- Zambia Revenue Authority Commissioner-General Kingsley Chanda was on the wires yesterday stating that the zero-rating on petrol and diesel will cost the government around ZMW 3bn in lost taxes. Looking back to last year, Chanda noted that the tax authority’s net collection was ZMW 57.7bn, 2.2% lower than the ZMW 59bn target lawmakers had approved. For 2021 the revenue authority has set a revenue target of ZMW 59.3bn, but Chanda warned that the target will be harder to achieve given the contraction of the economy in 2020 and the modest projected real GDP growth for 2021.
- Meanwhile, Zambia paid ZMW 8.5bn in value-added tax refunds to mining companies in 2020, equal to about 3.5% of the external debt the country is struggling to repay. According to Chanda, the VAT refunds to the mining sector represent 67% of the total of such refunds made was “in line with the desire to dismantle all outstanding refunds”.
- Moody’s Investor Service yesterday noted that the negative 2021 outlook for Sub-Saharan African sovereigns reflects the “severe economic challenges” the region will grapple with in the fallout from the coronavirus shock. Most Sub-Saharan African governments’ debt burdens are seen as stabilizing at materially higher levels this year, with the average debt burden for the region at around 64% of GDP in the near-to-medium term. With revenue generation expected to remain weak, Moody’s does not see debt burdens falling in the foreseeable future. Moreover, Moody’s indicated that Higher debt loads, lower government revenue, and higher interest costs will increasingly challenge debt affordability.
- Data out of China this morning highlight how copper imports hit a fresh record high in 2020 despite the global pandemic. Its annual exports of alluminium on the other hand, fell to their lowest levels since 2017. The sizeable copper imports were due to the state, reserve stockpiling as well as solid domestic demand as China’s economy recovered quickly from the pandemic that resulted in an arbitrage between the London and Shanghai markets. Given that the arbitrage opportunity has now closed, the copper demand from China might very well subside to reflect a better picture of international demand. Base metal prices have come in for some correction recently, driven by the Chinese lockdowns, which at the margin could detract from global growth dynamics.
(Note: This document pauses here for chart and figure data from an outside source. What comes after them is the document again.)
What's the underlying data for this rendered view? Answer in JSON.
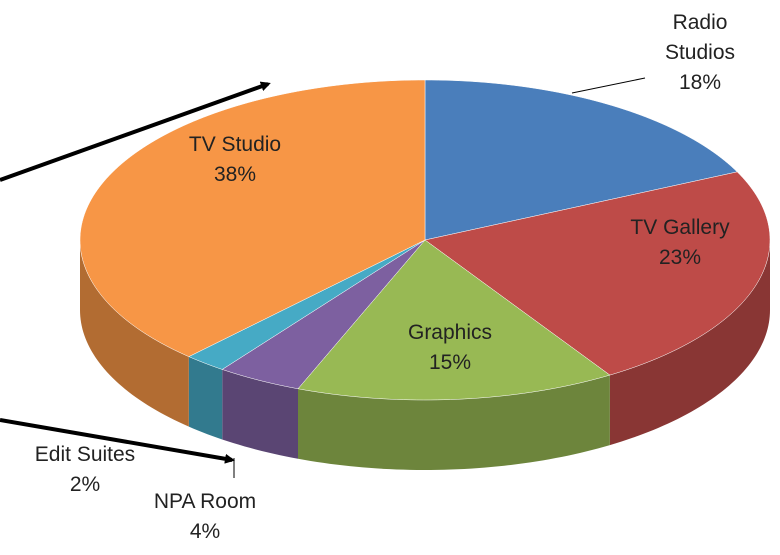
{
  "chart_data": {
    "type": "pie3d",
    "categories": [
      "Radio Studios",
      "TV Gallery",
      "Graphics",
      "NPA Room",
      "Edit Suites",
      "TV Studio"
    ],
    "values": [
      18,
      23,
      15,
      4,
      2,
      38
    ],
    "value_labels": [
      "18%",
      "23%",
      "15%",
      "4%",
      "2%",
      "38%"
    ],
    "colors": [
      "#4a7ebb",
      "#be4b48",
      "#98b954",
      "#7d60a0",
      "#46aac5",
      "#f79646"
    ]
  }
}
- US President Trump was impeached for a second time, setting a new record that will prove difficult to surpass. It is unlikely that he will be convicted before his term in office ends, which means that the early phases of Biden’s administration will be held up by his impeachment trial in the Senate. Recall that the Senate can only convict on a successful trial that generates more than 2/3rds support. The Democrats, even with a bit of help from dissenting republicans simply do not carry that level of support and so ultimately this will not amount to much and will not pre-vent Trump from campaigning for the next elections.
- There has also been a significant amount of blow-back both domestically and internationally to the private sector censorship that has transpired, in the wake of last week Wed’s storming of the Capitol. Companies of different industries, from the social networking platforms, the media, banking, and even money transfer transaction companies have sought to distance themselves from President Trump and his allies for fear of being targeted as supporters of an insurrectionist movement. Although one can appreciate the need for swift action to be taken from the police and other relevant judicial authorities, censorship of this nature might not be the desired course of action to take, and potentially sets a precedent where narrow private sector interests might dictate the broad-based political narrative.
- Biden’s top economic advisor has confirmed that he will push Congress to deliver immediate pandemic rescue efforts, before turning the focus towards an economic revival plan. Biden’s transition team has already started to brief all lawmakers on the proposal to be unveiled today. The proposals will include direct payments to affected households, ramping up the vaccination efforts, conducting more testing and tracing and of-fer funding to get most schools to reopen quickly.
- Impeachment proceedings have done little to change sentiment in the USD that has consolidated its slight gains from last week. Clearly the USD is still struggling to gain any meaningful traction with many structural headwinds still in play. Data out of China this morning showed that the US deficit to China remains large at nearly $30bn per month, despite Trump’s best efforts. It goes to highlight that it is difficult to out-regulate exceptionally loose monetary policy that promotes a strong credit cycle which in turn fuels demand for consumption and imports. The outlook for the USD remains bearish.
- Locally, a broader bearish bias remains entrenched on the Kwacha, which extended its journey north of the 21.000 mark yesterday. Note, the Kwacha has started the year in the red, down by -0.49% on a YTD basis. Losses are, however, modest when compared to its regional peers South Africa and Botswana.